Shâmlu returns to Iran, full of skeptical concerns.
Even though I can’t understand any of this really, and not knowing anything I wouldn’t dare to say if it is “good” or “bad”: it’s just amazing how there is such an intense symbolic convergence to produce a mass movement that seems to actually truly be bottom-up, demanding change, and involving the serious risk of life on the part of protesters. I heard one reporter say the other day that among the protesters in the street “the fear is gone.” Maybe all this is so amazing simply because I’ve never really truly “witnessed” anything with such momentum as this in my politically aware lifetime. In any case, the end of poem struck fear into my heart, fear for these people in Iran and what they may face tomorrow:
Alas! Our destiny
was the faithless ballad of your soldiers
returning
from the conquest of harlots’ fortress.
Wait and see what the curse of hell
will make of you,
for the grieving mothers
-mourners of the most beautiful children of the sun and wind-
have not yet
raised their head from their prayers.
Is the difference this time around that it’s not the “faithless ballad of your soldiers”, but the faithful ballad of your soldiers?

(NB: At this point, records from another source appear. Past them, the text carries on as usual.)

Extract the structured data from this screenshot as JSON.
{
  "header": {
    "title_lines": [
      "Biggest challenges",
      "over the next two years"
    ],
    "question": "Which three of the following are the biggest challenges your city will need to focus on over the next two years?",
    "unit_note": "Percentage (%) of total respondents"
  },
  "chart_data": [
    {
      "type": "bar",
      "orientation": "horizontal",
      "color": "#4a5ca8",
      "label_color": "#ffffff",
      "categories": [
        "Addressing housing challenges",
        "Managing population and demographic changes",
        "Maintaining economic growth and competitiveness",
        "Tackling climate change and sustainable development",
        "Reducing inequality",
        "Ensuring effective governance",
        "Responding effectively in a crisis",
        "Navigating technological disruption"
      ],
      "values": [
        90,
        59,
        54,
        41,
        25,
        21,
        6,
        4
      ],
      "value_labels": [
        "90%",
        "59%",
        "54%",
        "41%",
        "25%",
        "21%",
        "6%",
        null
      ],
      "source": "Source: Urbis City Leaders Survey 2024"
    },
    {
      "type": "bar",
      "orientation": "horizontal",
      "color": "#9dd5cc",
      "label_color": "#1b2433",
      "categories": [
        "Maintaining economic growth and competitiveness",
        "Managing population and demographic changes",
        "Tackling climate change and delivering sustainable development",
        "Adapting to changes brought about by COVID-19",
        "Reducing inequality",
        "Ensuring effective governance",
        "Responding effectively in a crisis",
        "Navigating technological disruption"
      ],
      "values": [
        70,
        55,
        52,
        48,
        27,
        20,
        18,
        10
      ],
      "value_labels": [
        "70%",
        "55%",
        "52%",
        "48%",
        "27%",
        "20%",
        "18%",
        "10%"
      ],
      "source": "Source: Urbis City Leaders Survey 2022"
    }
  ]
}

One thing that I have been wondering throughout all of this is that somehow there is this feeling that whatever is happening is undergirded, indeed on both sides, by passion and sanctity, there’s some feeling of both release and gratification (in the emergence of a long supressed political feeling into the relations between peopel that is sustaining this movement?), but there is also deep seriousness, or it seems that way…somehow. It’s all coming through the interent anyway, so it’s hard to say. But here’s what I wonder: is there a capacity for such momentous political energy in Iran because they 1) had a real revolution and 2) that revolution was not that far in the past? Does this make the politics of such a movement feel totally different than say political enthusiasm does in the United States in the contemporary era? There was this Op-Ed by some Iranian student — it also came out of the blue as it were, so that it is impossible really to understand — but it talked about how the political ideas of the people could switch so quickly in Iran due to the lack of political parties:
Iran has no real political parties that can command a fixed number of predictable votes. With elections driven primarily by personality politics, Iranians are always swing voters. …No one knew that it would come to this. Iran is this way. Anything is possible because very little in politics or social life has been made systematic. We used to joke that if you leave Tehran for three months you’ll come back to a new city. A friend left for France for a few days last week and when he returned the entire capital had turned green.